It’s Friday before Spring Break starts up (AT LAST) for my younger boys. I’ve had a great cup of pumpkin ginger tea, even though the season for pumpkins is long past – or a long way off depending on how you look at it. Still, something about the feel of the weather lately has put a taste for it into me and I’ve been indulging the pleasure. That’s the way I do things. I’m very pleasure driven. I’m definitely one of those people who aren’t motivated by abstract sillinesses. If it’s going to be ew and it’s something that really needs to be done (by me) then I’ll find some way to bring a modicum of pleasure to it. If I don’t have to be the one to do it then I’m guaranteed to find someone or some way else to get the task done….
Mmmm…. Pleasure. It’s not the same thing as fun, though fun is indeed pleasurable. I don’t much care if a thing will be “fun” in the general sense of the word, but I very much do care if it will bring me pleasure. A sense of joy and enjoyment. That is a requirement before I ever begin. How will this thing/task/person make me FEEL? Mind, body and spirit? If mind and body say “s’okay” but spirit says “NO WAY!” guess what I’m not doing. All aspects have to be in agreement. If they aren’t then I have to check in and see what the issue is before I move on. Sometimes it’s an old fear, some little thing trying to become bigger that needs nipping. Other times there really is a serious concern that has to be honored and addressed in which case I may continue to engage with the person/situation/thing or I may not, depends on what turns up in the process….
I am one of those people who is strongly emotional. It’s not that I am incapable of being rational; I am surprisingly very analytical. But that seems to have naught to do with the way I function in the world. I FEEL everything first and foremost. Even while analyzing something I most likely will go in the direction of my feelings. I think as a culture we have come to associate emotionality with irrationality. We worship the mind and thought over the wisdom of the body and emotions. We end up in whole heaps of trouble lots of times because of this. Emotions are our feedback system, letting us in on entire worlds of info our conscious mind has missed. The subconscious (who misses nothing) speaks in emotions and images, not words and lofty ideals. Each mode of operation has a place, a function. Neither must be ignored in favor of the other….
It’s now Sunday night before the end of Spring Break. A lot and not much has happened this week. Most of the “happening” has been internal. Lots of adjustments, clearing work and doing everything I can to raise my vibration and keep it raised. I began the daily habit of creating a blessing ball of light to bless my day going forth, smoothing my passage through the day.

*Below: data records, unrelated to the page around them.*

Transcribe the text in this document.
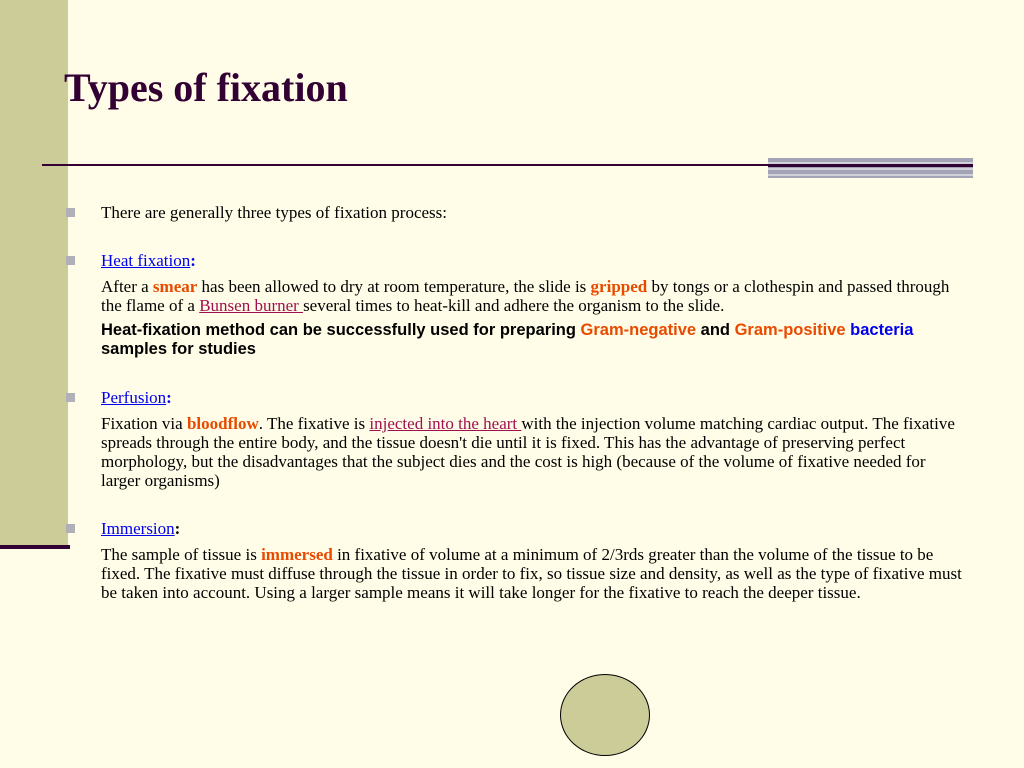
Types of fixation
There are generally three types of fixation process:
Heat fixation:
After a smear has been allowed to dry at room temperature, the slide is gripped by tongs or a clothespin and passed through the flame of a Bunsen burner several times to heat-kill and adhere the organism to the slide.
Heat-fixation method can be successfully used for preparing Gram-negative and Gram-positive bacteria samples for studies
Perfusion:
Fixation via bloodflow. The fixative is injected into the heart with the injection volume matching cardiac output. The fixative spreads through the entire body, and the tissue doesn't die until it is fixed. This has the advantage of preserving perfect morphology, but the disadvantages that the subject dies and the cost is high (because of the volume of fixative needed for larger organisms)
Immersion:
The sample of tissue is immersed in fixative of volume at a minimum of 2/3rds greater than the volume of the tissue to be fixed. The fixative must diffuse through the tissue in order to fix, so tissue size and density, as well as the type of fixative must be taken into account. Using a larger sample means it will take longer for the fixative to reach the deeper tissue.
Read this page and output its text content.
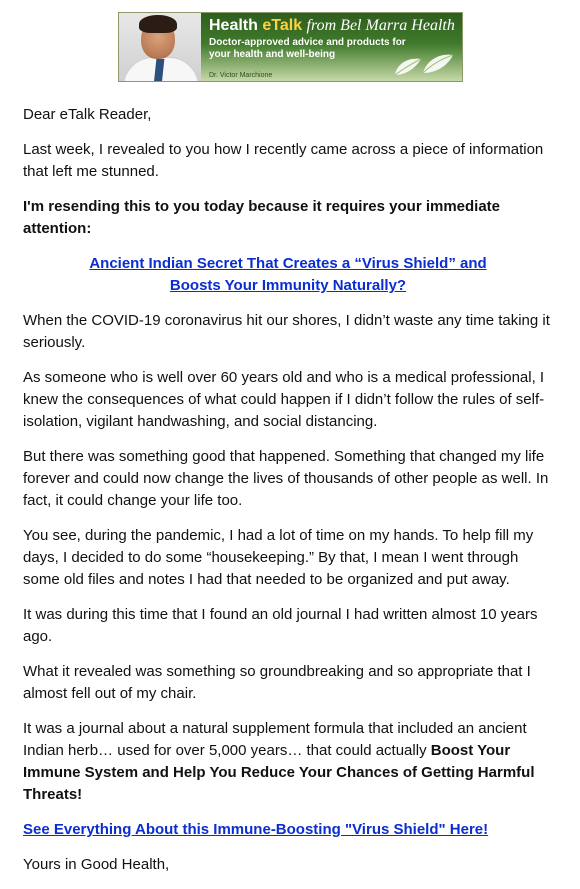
Health eTalk from Bel Marra Health
Doctor-approved advice and products for
your health and well-being
Dr. Victor Marchione

Dear eTalk Reader,

Last week, I revealed to you how I recently came across a piece of information that left me stunned.

I'm resending this to you today because it requires your immediate attention:

Ancient Indian Secret That Creates a “Virus Shield” and
Boosts Your Immunity Naturally?

When the COVID-19 coronavirus hit our shores, I didn’t waste any time taking it seriously.

As someone who is well over 60 years old and who is a medical professional, I knew the consequences of what could happen if I didn’t follow the rules of self-isolation, vigilant handwashing, and social distancing.

But there was something good that happened. Something that changed my life forever and could now change the lives of thousands of other people as well. In fact, it could change your life too.

You see, during the pandemic, I had a lot of time on my hands. To help fill my days, I decided to do some “housekeeping.” By that, I mean I went through some old files and notes I had that needed to be organized and put away.

It was during this time that I found an old journal I had written almost 10 years ago.

What it revealed was something so groundbreaking and so appropriate that I almost fell out of my chair.

It was a journal about a natural supplement formula that included an ancient Indian herb… used for over 5,000 years… that could actually Boost Your Immune System and Help You Reduce Your Chances of Getting Harmful Threats!

See Everything About this Immune-Boosting "Virus Shield" Here!

Yours in Good Health,
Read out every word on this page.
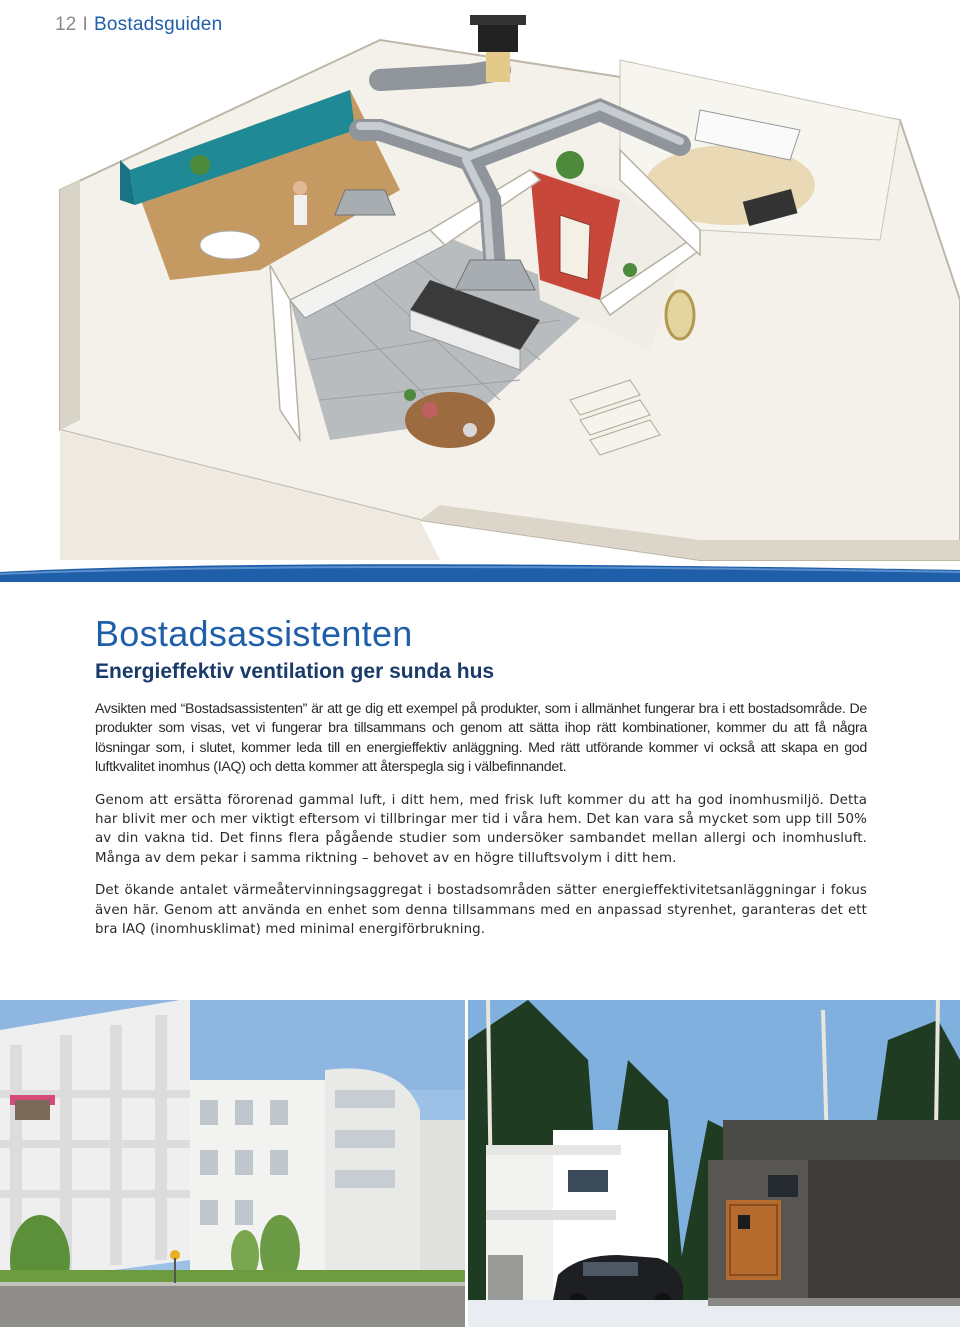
12 I Bostadsguiden
Bostadsassistenten
Energieffektiv ventilation ger sunda hus

Avsikten med “Bostadsassistenten” är att ge dig ett exempel på produkter, som i allmänhet fungerar bra i ett bostadsområde. De produkter som visas, vet vi fungerar bra tillsammans och genom att sätta ihop rätt kombinationer, kommer du att få några lösningar som, i slutet, kommer leda till en energieffektiv anläggning. Med rätt utförande kommer vi också att skapa en god luftkvalitet inomhus (IAQ) och detta kommer att återspegla sig i välbefinnandet.

Genom att ersätta förorenad gammal luft, i ditt hem, med frisk luft kommer du att ha god inomhusmiljö. Detta har blivit mer och mer viktigt eftersom vi tillbringar mer tid i våra hem. Det kan vara så mycket som upp till 50% av din vakna tid. Det finns flera pågående studier som undersöker sambandet mellan allergi och inomhusluft. Många av dem pekar i samma riktning – behovet av en högre tilluftsvolym i ditt hem.

Det ökande antalet värmeåtervinningsaggregat i bostadsområden sätter energieffektivitetsanläggningar i fokus även här. Genom att använda en enhet som denna tillsammans med en anpassad styrenhet, garanteras det ett bra IAQ (inomhusklimat) med minimal energiförbrukning.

I also had my first pu-erh tea experience. It was luscious! A new tea to enjoy! It’s become my morning tea. The thing about it is I need to set a timer and let it steep only five minutes or it isn’t as tasty. The one time I did allow it to over-steep it tasted flat. So I’ve now taken my first steps into tea connoisseur land. What a big pleasure! So much to explore and enjoy! And none of the icky after effects I get from wine. Perfect.